The award-winning New Yorker journalist and educator will deliver UNSW’s Martin Luther King lecture, with a performance by the Boston Children’s Chorus.
Fifty-five years after Dr Martin Luther King Jr was awarded the Nobel Peace Prize for his role in leading the US civil rights movement, award-winning American journalist and educator Jelani Cobb will visit UNSW Sydney to deliver a lecture on the ongoing struggle for equality.
Despite Martin Luther King's dream of equality, America today remains a divided country, haunted by a legacy of slavery. As a long-time staff writer at The New Yorker, Dr Cobb has been one of the foremost commentators on the complexities of race in America. In a time characterised by division and disunity, Dr Cobb’s work is celebrated for welcoming conversation and dialogue.
His lecture at UNSW on Wednesday, 17 July will explore key struggles for civil rights in President Donald Trump’s America.
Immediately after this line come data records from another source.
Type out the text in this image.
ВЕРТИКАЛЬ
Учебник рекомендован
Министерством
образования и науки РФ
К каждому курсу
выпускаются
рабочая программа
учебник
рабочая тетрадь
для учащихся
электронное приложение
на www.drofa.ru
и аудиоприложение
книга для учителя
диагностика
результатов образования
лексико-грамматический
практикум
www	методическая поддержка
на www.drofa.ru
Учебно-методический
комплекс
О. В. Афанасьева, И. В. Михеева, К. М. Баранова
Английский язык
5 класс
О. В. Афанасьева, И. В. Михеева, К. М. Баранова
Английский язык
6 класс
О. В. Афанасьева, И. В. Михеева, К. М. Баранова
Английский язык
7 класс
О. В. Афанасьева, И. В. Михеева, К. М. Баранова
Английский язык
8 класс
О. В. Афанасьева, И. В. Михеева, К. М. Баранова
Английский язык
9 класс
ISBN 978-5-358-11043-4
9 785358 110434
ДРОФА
In 2018, the first public sculpture in Australia honouring the life and legacy of American civil rights leader Dr Martin Luther King Jr was installed among fellow human rights champions on the Library Lawn at UNSW Sydney. ‘Jelani Cobb: Civil Rights in the Age of Trump’ is part of the UNSW Centre for Ideas 2019 program of thought-provoking events and digital content from the globe’s leading thinkers and writers.
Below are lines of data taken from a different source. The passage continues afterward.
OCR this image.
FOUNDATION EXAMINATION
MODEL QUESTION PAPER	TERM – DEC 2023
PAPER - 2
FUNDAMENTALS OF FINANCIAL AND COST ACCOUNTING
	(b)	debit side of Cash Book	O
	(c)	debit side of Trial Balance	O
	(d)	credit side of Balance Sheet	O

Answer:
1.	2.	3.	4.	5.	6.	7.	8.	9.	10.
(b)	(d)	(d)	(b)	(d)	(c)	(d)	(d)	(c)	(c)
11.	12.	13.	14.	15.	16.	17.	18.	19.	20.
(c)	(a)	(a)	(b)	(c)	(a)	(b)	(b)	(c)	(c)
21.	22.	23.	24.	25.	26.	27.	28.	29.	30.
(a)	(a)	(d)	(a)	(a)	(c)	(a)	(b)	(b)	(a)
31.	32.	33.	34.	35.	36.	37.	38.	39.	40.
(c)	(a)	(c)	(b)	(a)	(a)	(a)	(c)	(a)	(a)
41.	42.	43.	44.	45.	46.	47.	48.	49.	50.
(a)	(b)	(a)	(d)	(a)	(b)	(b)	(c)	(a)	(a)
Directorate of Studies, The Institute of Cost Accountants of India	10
UNSW President and Vice-Chancellor Professor Ian Jacobs said universities played a vital role in achieving more just, inclusive and equal societies.
“We are proud to have a wonderful sculpture of Martin Luther King Jr on our Library Lawn and we are grateful to have Dr Cobb lead the Martin Luther King oration,” said Professor Jacobs. “Thoughtful and rigorous debate on the issues which further King’s vision, in a modern-day context, is essential if we are to honour his great legacy.
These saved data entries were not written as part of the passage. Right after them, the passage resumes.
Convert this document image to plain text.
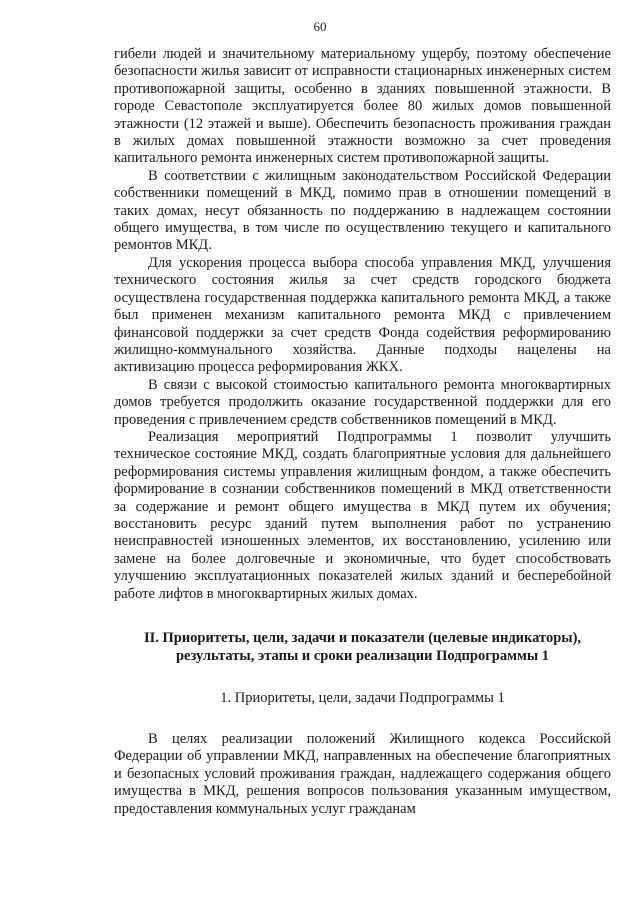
60

гибели людей и значительному материальному ущербу, поэтому обеспечение безопасности жилья зависит от исправности стационарных инженерных систем противопожарной защиты, особенно в зданиях повышенной этажности. В городе Севастополе эксплуатируется более 80 жилых домов повышенной этажности (12 этажей и выше). Обеспечить безопасность проживания граждан в жилых домах повышенной этажности возможно за счет проведения капитального ремонта инженерных систем противопожарной защиты.

В соответствии с жилищным законодательством Российской Федерации собственники помещений в МКД, помимо прав в отношении помещений в таких домах, несут обязанность по поддержанию в надлежащем состоянии общего имущества, в том числе по осуществлению текущего и капитального ремонтов МКД.

Для ускорения процесса выбора способа управления МКД, улучшения технического состояния жилья за счет средств городского бюджета осуществлена государственная поддержка капитального ремонта МКД, а также был применен механизм капитального ремонта МКД с привлечением финансовой поддержки за счет средств Фонда содействия реформированию жилищно-коммунального хозяйства. Данные подходы нацелены на активизацию процесса реформирования ЖКХ.

В связи с высокой стоимостью капитального ремонта многоквартирных домов требуется продолжить оказание государственной поддержки для его проведения с привлечением средств собственников помещений в МКД.

Реализация мероприятий Подпрограммы 1 позволит улучшить техническое состояние МКД, создать благоприятные условия для дальнейшего реформирования системы управления жилищным фондом, а также обеспечить формирование в сознании собственников помещений в МКД ответственности за содержание и ремонт общего имущества в МКД путем их обучения; восстановить ресурс зданий путем выполнения работ по устранению неисправностей изношенных элементов, их восстановлению, усилению или замене на более долговечные и экономичные, что будет способствовать улучшению эксплуатационных показателей жилых зданий и бесперебойной работе лифтов в многоквартирных жилых домах.

II. Приоритеты, цели, задачи и показатели (целевые индикаторы),
результаты, этапы и сроки реализации Подпрограммы 1
1. Приоритеты, цели, задачи Подпрограммы 1

В целях реализации положений Жилищного кодекса Российской Федерации об управлении МКД, направленных на обеспечение благоприятных и безопасных условий проживания граждан, надлежащего содержания общего имущества в МКД, решения вопросов пользования указанным имуществом, предоставления коммунальных услуг гражданам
“We have the opportunity here to not only make a positive impact on Australia, but also the world.”
Dr Cobb’s lecture will be preceded by a special performance from the award-winning Boston Children’s Chorus (BCC).
The chorus, which consists of 50 students aged 15 to 18 years old, harnesses the power and joy of music to unite Boston's diverse communities and inspire social change. Through intensive choral training and high-profile public performance experience, its members develop leadership skills to represent the city of Boston.
The chorus members will attend a workshop, hosted by the Australia Human Rights Institute and UNSW’s ASPIRE program, with students from Sydney’s Granville South Creative and Performing Arts High School where they will devise a manifesto on important human rights challenges. The BCC will also perform with the Australian Human Rights Institute choir as part of a Martin Luther King ceremony on the Library Lawn at 12.30pm on Wednesday 17 July.
Jelani Cobb: Civil Rights in the Age of Trump
- Wednesday 17 July 2019, 6.30 – 7.45pm
- Sir John Clancy Auditorium, UNSW Sydney
- Free
- Open to the public
- Bookings essential: www.centreforideas.com/event/jelani-cobb-civil-rights-trump
Martin Luther King Ceremony and Boston Children's Chorus Performance
- Wednesday 17 July 2019, 12.30pm – 1pm
- UNSW Library Lawn, UNSW Sydney
- Open to the public
- Book via Eventbrite
About Jelani Cobb
Journalist and educator Jelani Cobb writes about the complexity of race in America. A long-time staff writer at The New Yorker, he has written a series of articles about race, policing and injustice that include ‘The Anger in Ferguson’, ‘Murders in Charleston’ and ‘What We Talk About When We Talk About Reparations’. As recipient of the Sidney Hillman Prize for Opinion and Analysis Journalism for his New Yorker columns, Dr Cobb was praised for combining “the strengths of an on-the-scene reporter, a public intellectual, a teacher, a vivid writer, a subtle moralist, and an accomplished professional historian”.
Dr Cobb is the Ira A Lipman Professor of Journalism at Columbia University. He was formerly Associate Professor of History at the University of Connecticut, where he was director of the Africana Studies Institute. He has received Fellowships from the Fulbright and Ford Foundations. He is the author of Substance of Hope: Barack Obama and the Paradox of Progress; To the Break of Dawn: A Freestyle on the Hip Hop Aesthetic; and The Devil & Dave Chappelle and Other Essays. He has two forthcoming books including a scholarly monograph based on his doctoral thesis, entitled Antidote to Revolution: African American Anticommunism and the Struggle for Civil Rights, 1931–1957.